Let me be clear on this. I am not proud of the fact that I am a post theological education Christian. For example, people are surprised to know that one of my faculty advisors was Henry Nouwen. Yes, I was blessed by a number of outstanding teachers, not the least of which was Jaraslov Pelikan while at Yale. I do believe that some of them had a deep relationship with Christ. But none of these teachers ever spoke of a personal relationship with Christ as something to be desired, and most down played any sense of conversion. Conversion, if it existed at all, was a gradual process of growth. Consequently, I look back a bit jaded at my seminary experience.
I only spent one year at Sewanee, but about eight or nine years at Vanderbilt Divinity School and the Vanderbilt Graduate Department of Religion (faculty and students overlapping). Fr. Martin's observations of his theological education resonate with my experience at Vanderbilt. The focus was almost exclusively on a politically correct version of social justice. The very idea of a "deep" and "personal relationship with Christ" was the sort of stuff that fundamentalists talked about. When we weren't looking down our noses at them, we felt sorry for those kinds of folks.
After his conversion, Fr. Martin describes how reading the works (particularly the sermons) of John Wesley helped ground his post-conversion identity and integrate that experience with his theological education. "Wesley," Fr. Martin writes, "was a high church Anglican who’s 'heart was strangely warmed' in the Aldersgate experience, and who had deep commitments to the marginalized and poor of his world." And he continues by sharing a number of things he learned from Wesley:
All the head knowledge in the world cannot substitute for “knowing Christ Jesus in the power of his resurrection.”
Religious experience apart from creedal belief usually ends in shipwreck somewhere.
True conversion leads to passionate love for the poor and to concrete steps to alleviate their poverty.
Social justice and evangelism are both mandates of scripture, to hold one without the other is to diminish Christ’s work.
Holiness of life is the goal of all disciples – we don’t want to be people who do good things - we want to become people who are Christ-like.
Simplicity of life is a Christian virtue.
Christian leaders who hold power often work to suppress Christian experience - even those who once claimed a conversion experience.

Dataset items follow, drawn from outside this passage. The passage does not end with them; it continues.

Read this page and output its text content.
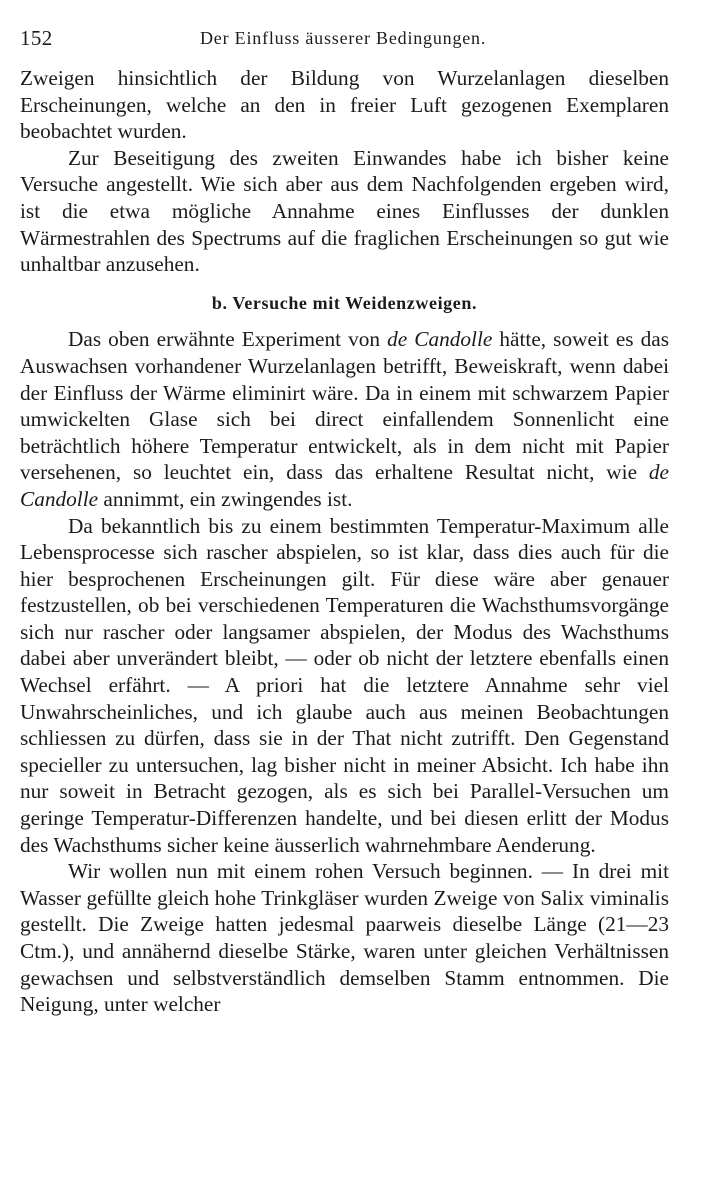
152	Der Einfluss äusserer Bedingungen.

Zweigen hinsichtlich der Bildung von Wurzelanlagen dieselben Erscheinungen, welche an den in freier Luft gezogenen Exemplaren beobachtet wurden.

Zur Beseitigung des zweiten Einwandes habe ich bisher keine Versuche angestellt. Wie sich aber aus dem Nachfolgenden ergeben wird, ist die etwa mögliche Annahme eines Einflusses der dunklen Wärmestrahlen des Spectrums auf die fraglichen Erscheinungen so gut wie unhaltbar anzusehen.

b. Versuche mit Weidenzweigen.

Das oben erwähnte Experiment von de Candolle hätte, soweit es das Auswachsen vorhandener Wurzelanlagen betrifft, Beweiskraft, wenn dabei der Einfluss der Wärme eliminirt wäre. Da in einem mit schwarzem Papier umwickelten Glase sich bei direct einfallendem Sonnenlicht eine beträchtlich höhere Temperatur entwickelt, als in dem nicht mit Papier versehenen, so leuchtet ein, dass das erhaltene Resultat nicht, wie de Candolle annimmt, ein zwingendes ist.

Da bekanntlich bis zu einem bestimmten Temperatur-Maximum alle Lebensprocesse sich rascher abspielen, so ist klar, dass dies auch für die hier besprochenen Erscheinungen gilt. Für diese wäre aber genauer festzustellen, ob bei verschiedenen Temperaturen die Wachsthumsvorgänge sich nur rascher oder langsamer abspielen, der Modus des Wachsthums dabei aber unverändert bleibt, — oder ob nicht der letztere ebenfalls einen Wechsel erfährt. — A priori hat die letztere Annahme sehr viel Unwahrscheinliches, und ich glaube auch aus meinen Beobachtungen schliessen zu dürfen, dass sie in der That nicht zutrifft. Den Gegenstand specieller zu untersuchen, lag bisher nicht in meiner Absicht. Ich habe ihn nur soweit in Betracht gezogen, als es sich bei Parallel-Versuchen um geringe Temperatur-Differenzen handelte, und bei diesen erlitt der Modus des Wachsthums sicher keine äusserlich wahrnehmbare Aenderung.

Wir wollen nun mit einem rohen Versuch beginnen. — In drei mit Wasser gefüllte gleich hohe Trinkgläser wurden Zweige von Salix viminalis gestellt. Die Zweige hatten jedesmal paarweis dieselbe Länge (21—23 Ctm.), und annähernd dieselbe Stärke, waren unter gleichen Verhältnissen gewachsen und selbstverständlich demselben Stamm entnommen. Die Neigung, unter welcher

Being called a fanatic is often a compliment.
Nominal Christian life is the greatest enemy to true discipleship.
Innovation for the sake of mission and evangelism is Apostolic and needed in every age.
Extreme Calvinism quenches human freedom and is joyless.
People have free will and it is obvious that we have to cooperate with the Holy Spirit in ministry and growth.
In Christ, women are equal to men and can be effective agents of ministry.
Bishops are important, but prelacy is a sin against Christ and his Church.
And when it comes to preaching, “set yourself on fire in the pulpit and the whole world will come to see you burn.”
While I do not share Wesley's view (expressed in a letter to his brother Charles dated August 19, 1785) that "the uninterrupted succession [of bishops] I know to be a fable, which no man ever did or can prove," I resonate with pretty much all that Fr. Martin learned from Wesley.